A Duluth, Ga., CPA believes accountants should do much more than prepare taxes.
In a blog post titled “Is Your CPA Helping You Develop a Legacy and Fulfill the Parable of the Talents?” John Dillard, president of His CPA PC, advises taxpayers to work with their CPA “who can see both ‘the forest and the trees.’ ”
Dillard suggests several considerations for a client who is reporting substantive taxable income and is considering a retirement plan:
- Adding you to pay you for your contribution to the family business.
- Adding you to salary while continuing your present retirement plan an owner-only 401K.
- Considering setting and funding a Defined Benefit Plan this year.

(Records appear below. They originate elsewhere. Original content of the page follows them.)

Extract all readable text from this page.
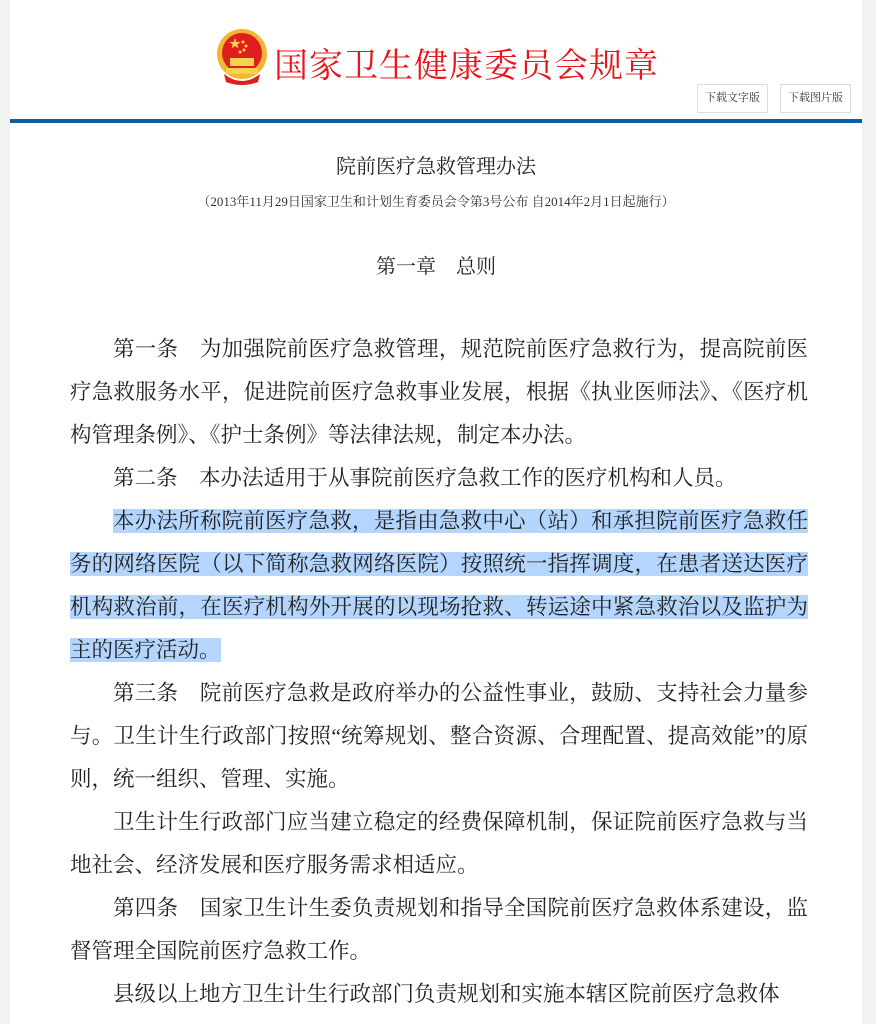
国家卫生健康委员会规章
下载文字版	下载图片版
院前医疗急救管理办法
（2013年11月29日国家卫生和计划生育委员会令第3号公布 自2014年2月1日起施行）
第一章　总则

第一条　为加强院前医疗急救管理，规范院前医疗急救行为，提高院前医疗急救服务水平，促进院前医疗急救事业发展，根据《执业医师法》、《医疗机构管理条例》、《护士条例》等法律法规，制定本办法。

第二条　本办法适用于从事院前医疗急救工作的医疗机构和人员。

本办法所称院前医疗急救，是指由急救中心（站）和承担院前医疗急救任务的网络医院（以下简称急救网络医院）按照统一指挥调度，在患者送达医疗机构救治前，在医疗机构外开展的以现场抢救、转运途中紧急救治以及监护为主的医疗活动。

第三条　院前医疗急救是政府举办的公益性事业，鼓励、支持社会力量参与。卫生计生行政部门按照“统筹规划、整合资源、合理配置、提高效能”的原则，统一组织、管理、实施。

卫生计生行政部门应当建立稳定的经费保障机制，保证院前医疗急救与当地社会、经济发展和医疗服务需求相适应。

第四条　国家卫生计生委负责规划和指导全国院前医疗急救体系建设，监督管理全国院前医疗急救工作。

县级以上地方卫生计生行政部门负责规划和实施本辖区院前医疗急救体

- Adding you to salary and setting up a Defined Benefit Plan this year.
- Impact to retirement plans of adding other employees other than yourselves if do so in future years.
- IRS Filing Requirements of an Owner 401K vs. a Defined Benefit Plan, annual costs and Plan Documents.

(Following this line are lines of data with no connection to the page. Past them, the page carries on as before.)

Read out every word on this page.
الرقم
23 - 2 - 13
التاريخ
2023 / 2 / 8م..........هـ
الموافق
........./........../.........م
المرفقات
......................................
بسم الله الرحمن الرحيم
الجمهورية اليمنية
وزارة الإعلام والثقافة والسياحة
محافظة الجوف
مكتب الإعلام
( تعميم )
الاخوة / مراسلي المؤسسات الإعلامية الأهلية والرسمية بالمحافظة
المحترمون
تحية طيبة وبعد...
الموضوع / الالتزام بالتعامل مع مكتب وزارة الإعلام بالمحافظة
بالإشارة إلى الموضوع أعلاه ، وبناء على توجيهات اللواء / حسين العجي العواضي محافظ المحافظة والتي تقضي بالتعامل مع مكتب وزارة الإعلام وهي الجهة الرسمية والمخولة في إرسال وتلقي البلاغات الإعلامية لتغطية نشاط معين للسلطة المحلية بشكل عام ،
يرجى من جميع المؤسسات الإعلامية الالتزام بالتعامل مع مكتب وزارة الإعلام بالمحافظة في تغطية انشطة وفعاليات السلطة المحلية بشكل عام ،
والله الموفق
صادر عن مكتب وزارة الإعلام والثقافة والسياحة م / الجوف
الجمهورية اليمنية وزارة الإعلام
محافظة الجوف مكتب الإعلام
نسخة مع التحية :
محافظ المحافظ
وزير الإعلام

Taxpayers can also think about starting and beginning funding of a legacy, through a will or a trust, in which a substantive portion of financial assets are left to charitable organizations. With a financial advisor, consider:
- Plan requirements of adding you to salary in each an owner-only 401K and Defined Benefit Plans.
- How adding other employees other than yourselves might impact an owner-only 401K and Defined Benefit Plan.

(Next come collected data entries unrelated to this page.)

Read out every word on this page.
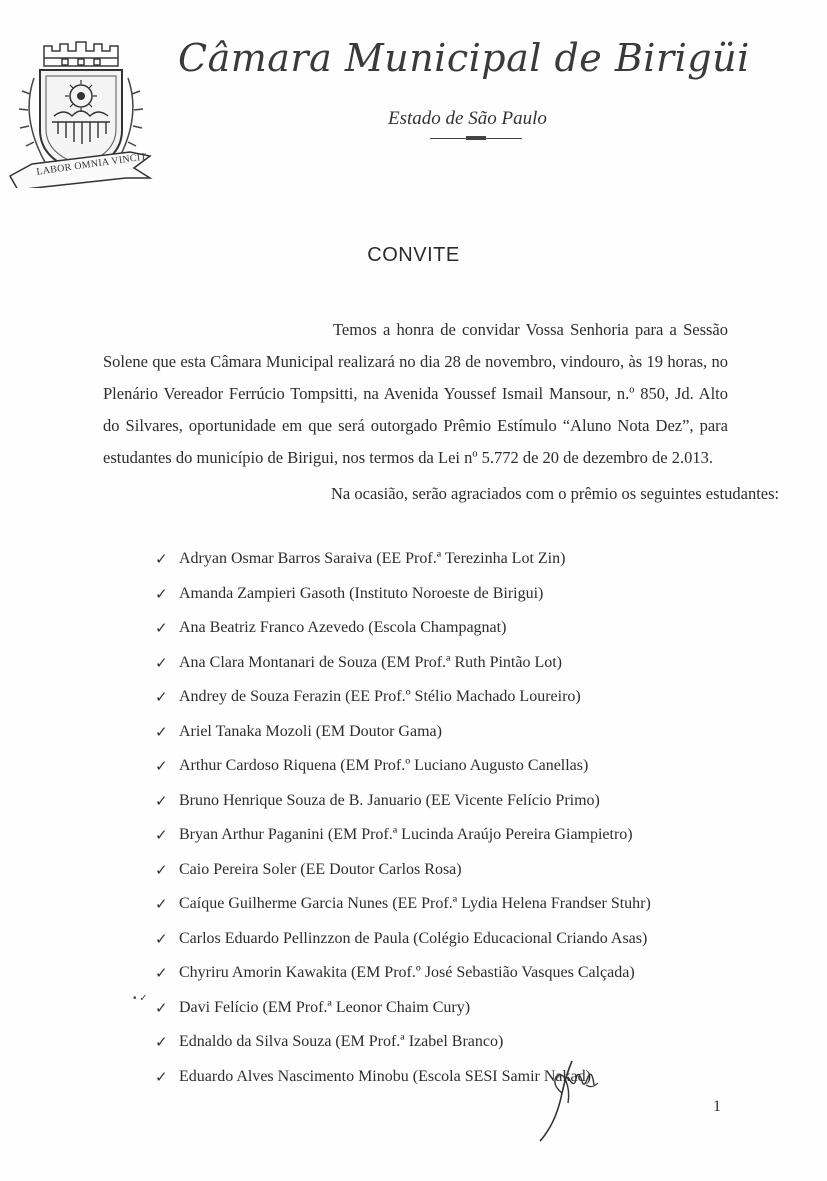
LABOR OMNIA VINCIT
Câmara Municipal de Birigüi
Estado de São Paulo
CONVITE
Temos a honra de convidar Vossa Senhoria para a Sessão Solene que esta Câmara Municipal realizará no dia 28 de novembro, vindouro, às 19 horas, no Plenário Vereador Ferrúcio Tompsitti, na Avenida Youssef Ismail Mansour, n.º 850, Jd. Alto do Silvares, oportunidade em que será outorgado Prêmio Estímulo “Aluno Nota Dez”, para estudantes do município de Birigui, nos termos da Lei nº 5.772 de 20 de dezembro de 2.013.
Na ocasião, serão agraciados com o prêmio os seguintes estudantes:
✓ Adryan Osmar Barros Saraiva (EE Prof.ª Terezinha Lot Zin)
✓ Amanda Zampieri Gasoth (Instituto Noroeste de Birigui)
✓ Ana Beatriz Franco Azevedo (Escola Champagnat)
✓ Ana Clara Montanari de Souza (EM Prof.ª Ruth Pintão Lot)
✓ Andrey de Souza Ferazin (EE Prof.º Stélio Machado Loureiro)
✓ Ariel Tanaka Mozoli (EM Doutor Gama)
✓ Arthur Cardoso Riquena (EM Prof.º Luciano Augusto Canellas)
✓ Bruno Henrique Souza de B. Januario (EE Vicente Felício Primo)
✓ Bryan Arthur Paganini (EM Prof.ª Lucinda Araújo Pereira Giampietro)
✓ Caio Pereira Soler (EE Doutor Carlos Rosa)
✓ Caíque Guilherme Garcia Nunes (EE Prof.ª Lydia Helena Frandser Stuhr)
✓ Carlos Eduardo Pellinzzon de Paula (Colégio Educacional Criando Asas)
✓ Chyriru Amorin Kawakita (EM Prof.º José Sebastião Vasques Calçada)
✓ Davi Felício (EM Prof.ª Leonor Chaim Cury)
✓ Ednaldo da Silva Souza (EM Prof.ª Izabel Branco)
✓ Eduardo Alves Nascimento Minobu (Escola SESI Samir Nakad)
• ✓
1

- What they suggest as options to study and consider setting up a legacy and to update your wills accordingly.
- Do several projections based upon several varying rates of returns given present assets, life insurance, liabilities etc. and saving levels.
- Funding your children’s college tuition.
- Review and consideration of future estate planning considerations, taxes and funding.
- Review and consideration of present life insurance, disability insurance and long term care insurance.